As I grew tired of my toys, I turned my attention to playing baseball. I loved the game. I spent most spring and summer days playing whiffle ball in the backyard. A whiffle ball bat and several balls were permanent fixtures on our lawn.
My grandfather also shared my love of baseball. I was a Red Sox fanatic and he was a diehard Brooklyn Dodgers fan. While he never recovered from the Dodgers leaving Brooklyn, he adopted the Mets over the Yankees. I used to ask why he loved the Mets, not the Yankees. He was clear. “Scott, a Dodger fan can never become a Yankee fans.” We shared a dislike for the Yankees and love of the game.
I asked my grandfather to pitch to me. He was all too happy to oblige my request. However, my grandmother was not thrilled with the idea due to my grandfather’s failing health. He survived two significant heart attacks, so he was supposed to limit physical activity. My grandfather ignored my grandmother’s concern. He slowly lifted himself out of his lawn chair and approached me with a smile. My mother stepped in and said “Scott, grandpa can pitch, but you have to bring the balls back to him after you hit them.”
That didn’t faze me.
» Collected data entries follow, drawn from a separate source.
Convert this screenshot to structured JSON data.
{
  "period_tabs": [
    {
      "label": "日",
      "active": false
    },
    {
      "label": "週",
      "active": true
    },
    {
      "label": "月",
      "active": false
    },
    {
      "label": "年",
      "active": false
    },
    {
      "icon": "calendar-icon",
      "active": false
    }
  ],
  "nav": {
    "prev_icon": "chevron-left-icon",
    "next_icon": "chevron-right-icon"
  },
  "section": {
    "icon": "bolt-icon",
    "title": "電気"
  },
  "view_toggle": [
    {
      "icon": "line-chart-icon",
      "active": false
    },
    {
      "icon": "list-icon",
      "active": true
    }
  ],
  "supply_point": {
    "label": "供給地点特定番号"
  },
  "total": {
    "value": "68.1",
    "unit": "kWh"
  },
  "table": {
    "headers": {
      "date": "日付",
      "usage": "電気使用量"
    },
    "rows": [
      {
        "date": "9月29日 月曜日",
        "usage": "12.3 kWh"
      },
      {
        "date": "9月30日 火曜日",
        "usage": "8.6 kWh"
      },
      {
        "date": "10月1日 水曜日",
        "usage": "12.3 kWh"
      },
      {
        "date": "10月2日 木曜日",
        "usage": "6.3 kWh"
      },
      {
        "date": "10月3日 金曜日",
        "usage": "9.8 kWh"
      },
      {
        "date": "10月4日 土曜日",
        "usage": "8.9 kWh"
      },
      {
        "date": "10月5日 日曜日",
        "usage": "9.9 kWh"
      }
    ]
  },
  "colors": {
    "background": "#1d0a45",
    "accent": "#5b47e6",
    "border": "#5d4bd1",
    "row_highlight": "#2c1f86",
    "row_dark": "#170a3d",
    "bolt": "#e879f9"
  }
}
My grandparents lived in New York City and we didn’t see them too often. They stayed with us for a month in the summer. I cherished the time when my grandfather gave me his undivided attention.
We took our positions. While my grandfather was standing about 10 feet away on the pitching mound, I held my whiffle ball bat in my carefully crafted batting stance.
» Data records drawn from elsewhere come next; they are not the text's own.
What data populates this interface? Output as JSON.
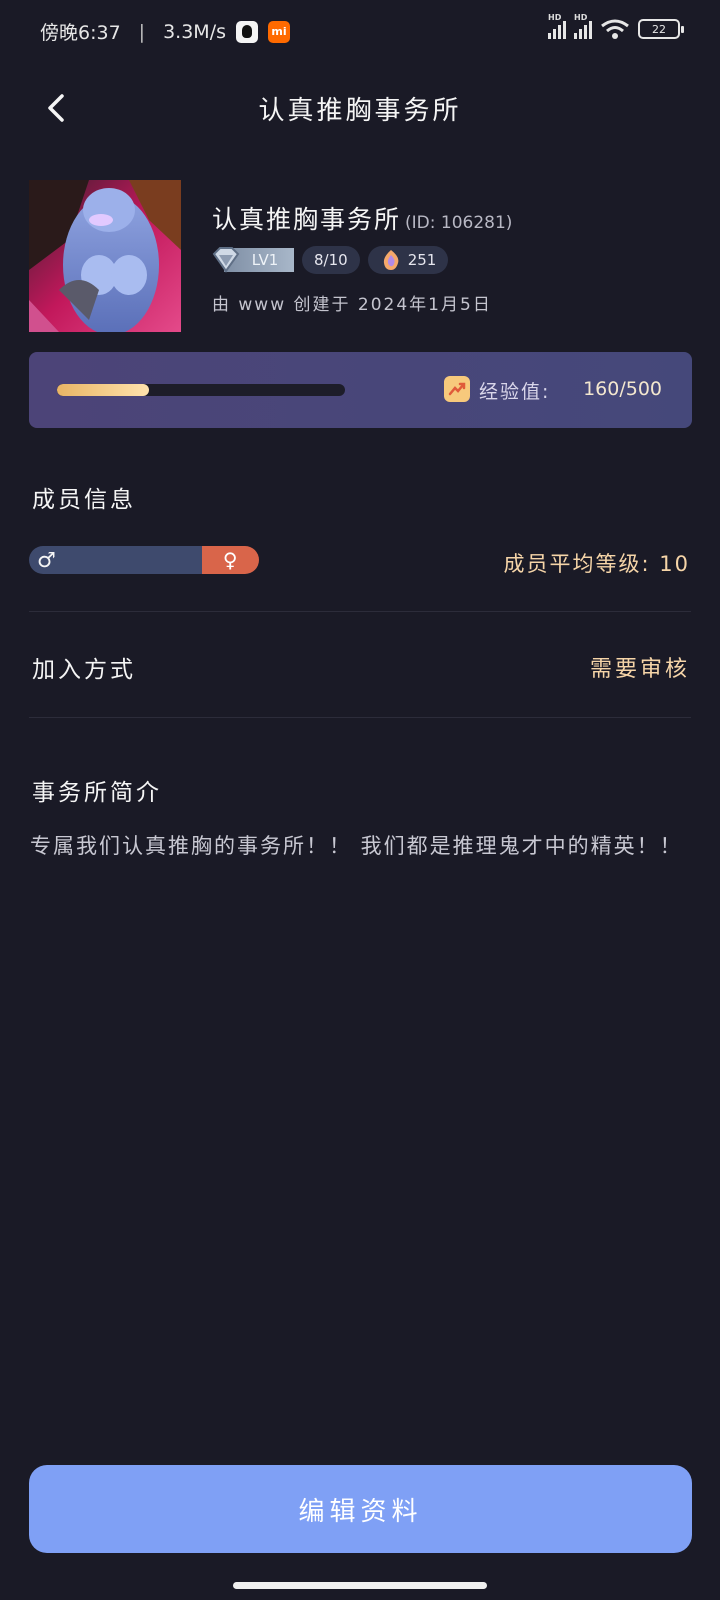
{
  "status_bar": {
    "time": "傍晚6:37",
    "speed": "3.3M/s",
    "battery": "22",
    "signal_hd_1": "HD",
    "signal_hd_2": "HD"
  },
  "header": {
    "title": "认真推胸事务所",
    "back_icon": "chevron-left-icon"
  },
  "profile": {
    "name": "认真推胸事务所",
    "id_text": "(ID: 106281)",
    "level": "LV1",
    "members": "8/10",
    "points": "251",
    "creator_text": "由 www 创建于 2024年1月5日"
  },
  "experience": {
    "label": "经验值:",
    "value": "160/500",
    "progress": 0.32,
    "icon": "trend-up-icon"
  },
  "members_section": {
    "title": "成员信息",
    "male_symbol": "♂",
    "female_symbol": "♀",
    "male_ratio": 0.75,
    "avg_level_text": "成员平均等级: 10"
  },
  "join_section": {
    "title": "加入方式",
    "value": "需要审核"
  },
  "intro_section": {
    "title": "事务所简介",
    "text": "专属我们认真推胸的事务所！！ 我们都是推理鬼才中的精英！！"
  },
  "edit_button": {
    "label": "编辑资料"
  },
  "colors": {
    "background": "#1a1a26",
    "accent_gold": "#f6d5a8",
    "button_blue": "#7fa0f5",
    "female": "#d9654a",
    "male": "#3e4a6d"
  }
}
He had three balls in his hand. He pitched all three then I put my bat down and said, “Don’t worry, grandpa. I’ll get the balls!”
I retrieved the balls sprawled across the yard and handed them back to him. We repeated this routine at least fifty times that day. He must have thrown 150 pitches. I remember being overwhelmed with happiness. I wanted the moment to never end. I had all of my grandfather’s attention.
As I think back, it was one of those moments in life when everything slowed down and my mind was focused on the moment, not distracted by anything else. It felt so special. This was the last time that we played ball together, as he passed away a few weeks later. While he was gone, he left me with a memory that will last me a lifetime. For that, I am grateful.